What Is Locked In?
Locked in describes a situation wherein an investor is unwilling or unable to trade a security because of regulations, taxes, or penalties associated with doing so. This may occur in an investment vehicle, such as a retirement plan that an employee may not access before a specified retirement date.
- An investor is "locked in" when they are unwilling or unable to trade a security because of regulations, taxes, or penalties that prevent it from being profitable or make it illegal to do so.
- Stocks, options and warrants offered under employee incentive programs, which usually come with a mandatory vesting period, can all become locked in.

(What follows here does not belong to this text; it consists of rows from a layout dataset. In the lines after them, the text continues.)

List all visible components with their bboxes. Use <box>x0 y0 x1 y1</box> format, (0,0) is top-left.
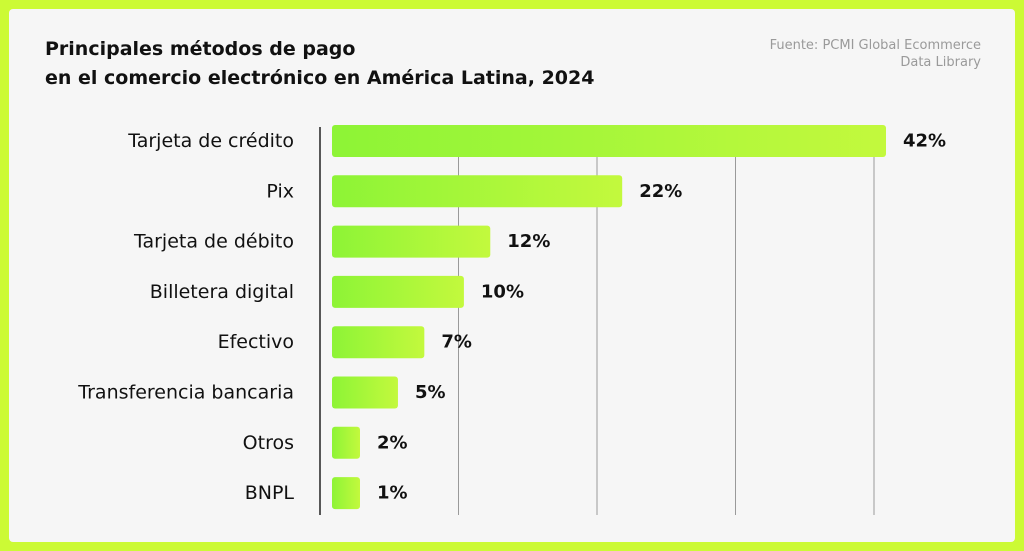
category-label-0: Tarjeta de crédito <box>127 130 294 152</box>
value-label-3: 10% <box>481 281 524 302</box>
source-note: Fuente: PCMI Global Ecommerce Data Libra… <box>641 37 981 71</box>
value-label-2: 12% <box>507 231 550 252</box>
value-label-4: 7% <box>441 332 472 353</box>
chart-title-line-2: en el comercio electrónico en América La… <box>45 67 595 89</box>
category-label-1: Pix <box>266 180 294 202</box>
source-note-line-2: Data Library <box>900 55 981 70</box>
category-label-6: Otros <box>243 432 294 454</box>
bar-2 <box>332 225 491 258</box>
category-label-4: Efectivo <box>218 331 294 353</box>
category-label-3: Billetera digital <box>150 281 294 303</box>
labels: Tarjeta de crédito 42% Pix 22% Tarjeta de dé… <box>77 130 946 504</box>
bar-1 <box>332 175 623 208</box>
chart-title-line-1: Principales métodos de pago <box>45 38 356 60</box>
bar-3 <box>332 275 464 308</box>
category-label-2: Tarjeta de débito <box>133 231 294 253</box>
bar-4 <box>332 326 425 359</box>
bar-5 <box>332 376 398 409</box>
source-note-line-1: Fuente: PCMI Global Ecommerce <box>769 38 981 53</box>
value-label-0: 42% <box>903 131 946 152</box>
category-label-5: Transferencia bancaria <box>77 382 294 404</box>
value-label-6: 2% <box>377 432 408 453</box>
value-label-5: 5% <box>415 382 446 403</box>
value-label-1: 22% <box>639 181 682 202</box>
chart-card <box>9 9 1015 542</box>
value-label-7: 1% <box>377 483 408 504</box>
bar-0 <box>332 125 886 157</box>
chart-title: Principales métodos de pago en el comerc… <box>45 35 685 93</box>
bar-7 <box>332 477 360 510</box>
category-label-7: BNPL <box>245 482 295 504</box>
bars <box>332 125 886 510</box>
bar-6 <box>332 426 360 459</box>
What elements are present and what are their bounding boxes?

- Shares issued in initial public offerings are often locked in by rules that aim to prevent company insiders from gaining an unfair trading advantage.
Understanding Locked In
If there is an increase in the value of stocks held by an individual, the shareholder will be subject to a capital-gains tax, with some exceptions. To reduce the tax burden, an investor could shelter these gains in a retirement account. The individual is considered locked in because if a portion of this investment is withdrawn prior to maturity, the owner will be taxed at a higher rate than if they had waited.
Locked-in securities can describe stock, options, and warrants offered to employees under incentive programs that promote company loyalty and encourage strong performance. Many of these programs come with mandatory vesting periods during which the employee has been granted the securities but may not yet exercise them (meaning converted to cash or stock).
Typically, such shares or warrants must be held for several years before they can be exercised. There may be phases of the locked-in period when, at stipulated intervals, the shares change ownership or tax status.
Even after options or warrants have been converted into stock and granted to an employee, there may be another holding period before they can sell those shares. In such instances, the employees usually receive the options at the market price at the time they were granted, which may represent a deep discount to the market price when they are exercised. Depending on when the stock is sold, the proceeds might be taxed at a lower rate than initially imposed.
Reasons for Locked-In Shares
When a company launches an initial public offering (IPO), or a first-time issue of its stock to the general public, there may be lock-in stipulations on shares held by founders, promoters, and other early backers of the company. This is to prohibit these people, as company insiders, from selling or transferring shares during the IPO period, when they might have advantageous company information that outside investors don't.
This period might last 90 days or even several years after the IPO. A lock-in period mitigates the possibility of such manipulation by restricting insider trades.
Executives and senior management might also be compensated with locked-in shares that are not released for a period of time after they are initially granted in order to encourage superior performance.